Terkini Kasus Vina! Polri Sebut Saksi Disuap dan Diminta Bohong di Persidangan

Terkini | tangsel.inews.id | Kamis, 20 Juni 2024 - 14:41
share

JAKARTA, iNewsTangsel.id - Mabes Polri mengungkap hal mengejutkan terkait kasus pembunuhan Vina dan Eki di Cirebon. Polri menyebut ada pihak yang sempat menjanjikan uang kepada saksi agar memberikan keterangan yang meringankan di persidangan.

Kadiv Humas Polri Irjen Sandi Nugroho mengatakan saksi yang dihadirkan tersebut diminta untuk berbohong alias memberikan keterangan palsu agar dapat meringankan hukuman.

"Dalam fakta pengadilan ada saksi yang didatangi, meminta agar tidak memberikan keterangan sesuai dengan faktanya," kata Sandi Nugroho dalam konferensi pers, Rabu (19/6/2024).

Namun, Sandi tidak menjelaskan secara rinci perihal siapa sosok pelaku tersebut. Ia hanya mengatakan saksi itu dijanjikan sejumlah uang oleh pelaku apabila mau memberikan keterangan palsu dalam persidangan.

"Bahkan, mohon maaf, itu diiming-imingi sejumlah uang untuk bisa tidak memberikan keterangan sesuai dengan apa yang dia tahu, apa yang dia lihat, dan apa yang diketahui," urainya.

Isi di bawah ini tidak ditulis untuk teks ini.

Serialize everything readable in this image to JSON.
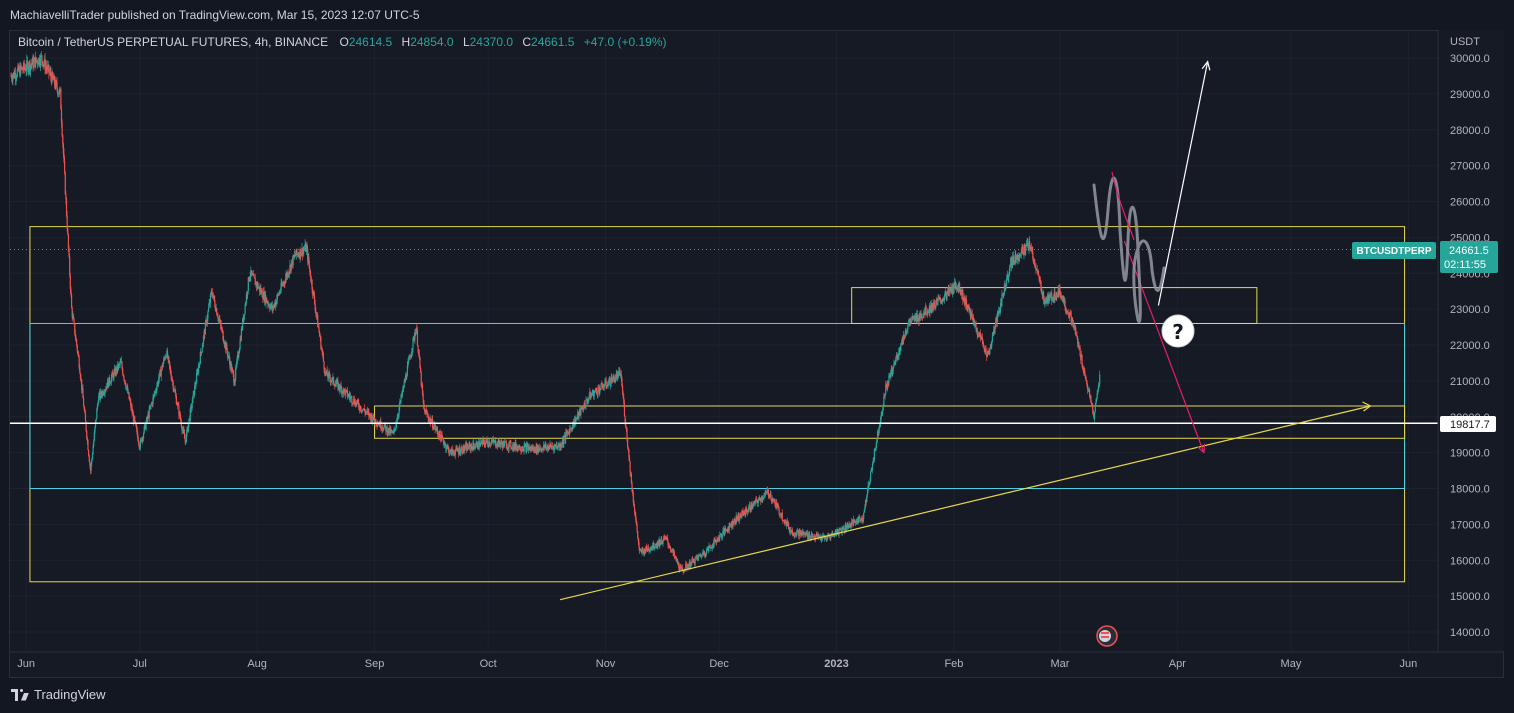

Sebelumnya, Polda Jawa Barat telah menangkap Pegi Setiawan alias Perong setelah delapan tahun buron dalam kasus pembunuhan Vina dan Eky di Cirebon pada 2016 silam.

Selanjutnya, Pegi ditetapkan sebagai tersangka dan terancam hukuman mati. Ia dijerat Pasal 340 KUHP tentang Pembunuhan juncto Pasal 55 ayat 1 ke-1 KUHP, dan Pasal 81 ayat 1 Undang-undang Nomor 35 Tahun 2014 tentang Perlindungan Anak.

Buntut penetapan sebagai tersangka, Pegi pun mengajukan permohonan praperadilan ke Pengadilan Negeri Bandung. Permohonan tersebut terdaftar dengan nomor perkara 10/Pid.Pra/2024/PN Bdg. didaftarkan pada Selasa, 11 Juni 2024.

Sementara itu, Polda Jawa Barat sendiri mengaku akan menyerahkan berkas perkara tersangka Pegi ke Kejaksaan pada Kamis (20/6/2024). Berkas perkara itu nantinya akan diteliti oleh Jaksa sebelum dinyatakan lengkap dan siap dilimpahkan ke pengadilan.